Step 4, submit to the bundler and wait
import { aa } from 'citrate-js';
const { BundlerClient } = aa;
const bundler = new BundlerClient(); // defaults to https://bundler.citrate.ai/rpc
// Sanity check, the bundler must be on 40204:
if ((await bundler.chainId()) !== 40204n) throw new Error('wrong chain');
const userOpHash = await bundler.sendUserOperation(signedOp, ENTRYPOINT);
const receipt = await bundler.waitForUserOperationReceipt(userOpHash);
console.log('mined:', receipt);On a revert the client throws BundlerRpcError carrying the JSON-RPC payload, so you can surface ERC-4337
codes (for example AA31, paymaster deposit too low) directly. waitForUserOperationReceipt polls every
two seconds for up to sixty seconds by default, which covers a normal inclusion plus a bundle interval.
Reference
The exports used above, all in citrate-sdk-js/src/aa/:
| Symbol | Returns | Source |
|---|---|---|
uuidToUserId(uuid) | the 32-byte userId | address.ts |
predictWalletAddress(factory, impl, userId) | the counterfactual account address | address.ts |
encodeDeployFor(args) | factory deployFor calldata | userop.ts |
packInitCode(factory, factoryData) | ERC-4337 initCode | userop.ts |
encodeExecuteSingle(call) | Kernel execute calldata | kernel.ts |
buildPackedUserOp(args) | the packed operation struct | userop.ts |
packCitratePaymasterAndData(args) | paymasterAndData with the category tag | userop.ts |
PaymasterCategory | Standard, Recovery, FirstOp | types.ts |
getUserOpHash(op, entryPoint, chainId) | the operation hash | userop.ts |
signUserOpWithPasskey(hash, opts) | the WebAuthn signature blob | webauthn.ts |
BundlerClient | the bundler JSON-RPC client | bundler.ts |
Design rationale
The deploy travels with the first operation rather than as a separate transaction, so onboarding is one signature and an account that is never used costs nothing. The operation hash commits to the chain id and every field, so a passkey signs exactly one operation on exactly one chain. The builder functions are pure and take chain reads as inputs, so the same code runs in the browser against the live bundler and in tests against pinned vectors.
What just happened
- The account deployed itself on its first operation, through the
initCode, and the factory registered it with the paymaster so sponsorship was allowed. - The passkey authorized the operation through
WebAuthnP256Validator; no seed phrase ever existed. - The paymaster paid gas under the first-op budget.

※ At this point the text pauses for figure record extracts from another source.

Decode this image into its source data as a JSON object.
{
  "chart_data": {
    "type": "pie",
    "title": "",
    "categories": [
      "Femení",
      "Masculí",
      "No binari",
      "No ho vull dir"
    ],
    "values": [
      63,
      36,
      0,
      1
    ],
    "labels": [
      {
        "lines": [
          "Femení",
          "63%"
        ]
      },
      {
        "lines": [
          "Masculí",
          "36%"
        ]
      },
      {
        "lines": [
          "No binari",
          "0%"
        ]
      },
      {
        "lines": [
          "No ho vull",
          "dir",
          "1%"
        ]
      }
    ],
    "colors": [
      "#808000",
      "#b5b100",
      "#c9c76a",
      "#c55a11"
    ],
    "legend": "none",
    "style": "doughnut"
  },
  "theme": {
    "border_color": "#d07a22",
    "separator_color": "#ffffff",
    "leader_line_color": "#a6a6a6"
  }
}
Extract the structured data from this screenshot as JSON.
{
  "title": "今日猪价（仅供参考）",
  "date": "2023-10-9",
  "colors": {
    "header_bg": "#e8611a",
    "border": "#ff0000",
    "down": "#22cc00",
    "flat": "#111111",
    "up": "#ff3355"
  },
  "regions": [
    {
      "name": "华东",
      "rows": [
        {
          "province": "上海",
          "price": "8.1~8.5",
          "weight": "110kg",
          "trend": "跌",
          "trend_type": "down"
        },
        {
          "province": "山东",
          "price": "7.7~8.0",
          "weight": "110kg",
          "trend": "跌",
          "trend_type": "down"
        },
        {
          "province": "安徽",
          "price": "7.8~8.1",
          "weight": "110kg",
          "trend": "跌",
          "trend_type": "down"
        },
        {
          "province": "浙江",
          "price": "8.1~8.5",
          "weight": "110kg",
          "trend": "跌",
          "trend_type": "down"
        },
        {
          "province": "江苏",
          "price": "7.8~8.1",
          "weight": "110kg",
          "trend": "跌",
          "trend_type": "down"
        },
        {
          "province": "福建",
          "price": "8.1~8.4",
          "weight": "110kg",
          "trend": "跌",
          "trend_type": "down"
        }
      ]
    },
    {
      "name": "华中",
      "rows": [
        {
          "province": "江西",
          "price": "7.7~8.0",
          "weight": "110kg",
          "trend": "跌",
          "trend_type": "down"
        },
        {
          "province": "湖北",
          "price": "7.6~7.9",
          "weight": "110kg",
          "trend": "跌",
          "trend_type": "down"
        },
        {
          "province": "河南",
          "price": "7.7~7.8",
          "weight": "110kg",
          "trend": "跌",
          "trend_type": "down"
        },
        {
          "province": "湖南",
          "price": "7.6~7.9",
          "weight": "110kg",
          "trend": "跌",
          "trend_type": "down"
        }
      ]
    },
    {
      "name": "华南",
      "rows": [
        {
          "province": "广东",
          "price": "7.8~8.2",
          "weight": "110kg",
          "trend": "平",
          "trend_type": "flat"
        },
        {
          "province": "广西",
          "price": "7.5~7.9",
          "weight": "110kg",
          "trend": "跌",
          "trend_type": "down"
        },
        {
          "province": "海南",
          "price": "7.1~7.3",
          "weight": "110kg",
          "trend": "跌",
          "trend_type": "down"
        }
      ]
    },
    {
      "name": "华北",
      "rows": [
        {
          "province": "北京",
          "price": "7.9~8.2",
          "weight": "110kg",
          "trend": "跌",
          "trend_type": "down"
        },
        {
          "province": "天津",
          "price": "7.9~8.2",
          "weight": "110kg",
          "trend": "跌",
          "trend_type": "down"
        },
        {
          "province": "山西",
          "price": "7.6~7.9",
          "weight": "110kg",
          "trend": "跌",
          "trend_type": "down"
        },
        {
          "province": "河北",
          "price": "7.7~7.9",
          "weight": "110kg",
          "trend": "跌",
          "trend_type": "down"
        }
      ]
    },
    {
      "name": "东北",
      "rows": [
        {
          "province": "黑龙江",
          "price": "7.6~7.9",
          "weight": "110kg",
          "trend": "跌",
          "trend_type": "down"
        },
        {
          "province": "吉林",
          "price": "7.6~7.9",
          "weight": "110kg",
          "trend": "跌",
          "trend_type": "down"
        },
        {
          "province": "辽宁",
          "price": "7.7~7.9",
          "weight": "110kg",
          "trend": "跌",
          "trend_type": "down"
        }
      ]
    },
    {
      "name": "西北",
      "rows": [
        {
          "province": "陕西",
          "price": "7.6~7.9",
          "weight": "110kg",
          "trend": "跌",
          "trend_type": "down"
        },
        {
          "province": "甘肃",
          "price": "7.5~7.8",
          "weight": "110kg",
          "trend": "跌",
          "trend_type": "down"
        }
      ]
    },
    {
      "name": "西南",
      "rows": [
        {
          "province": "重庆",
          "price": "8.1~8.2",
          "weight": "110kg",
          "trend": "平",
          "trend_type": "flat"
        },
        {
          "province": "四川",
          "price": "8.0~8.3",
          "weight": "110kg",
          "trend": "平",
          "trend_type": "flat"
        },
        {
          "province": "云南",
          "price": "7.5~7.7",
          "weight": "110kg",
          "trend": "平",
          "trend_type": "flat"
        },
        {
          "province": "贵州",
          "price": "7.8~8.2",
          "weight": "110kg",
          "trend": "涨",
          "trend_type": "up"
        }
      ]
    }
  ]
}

Next, add a recovery method in guardians, or read the full passkeys reference.
Access and canon
Public tier. A runnable builder tutorial; nothing here is secret. No private keys, mnemonics, or credentials appear: the access token is the user's own identity token, the deploy permit is fetched at runtime, and passkey private material never leaves the authenticator. Use testnet values on chain 40204.
Source and verification
citrate-sdk-js/src/aa/{address,userop,kernel,webauthn,bundler}.tsat SHAbc5a830.- Validators and factory:
citrate-chain-laneB/contracts/src/aa/at SHA54d1f2c.
Status: Implemented, pre-audit. Use testnet; do not custody material value. Re-verify the exports against the SHAs before relying on this tutorial.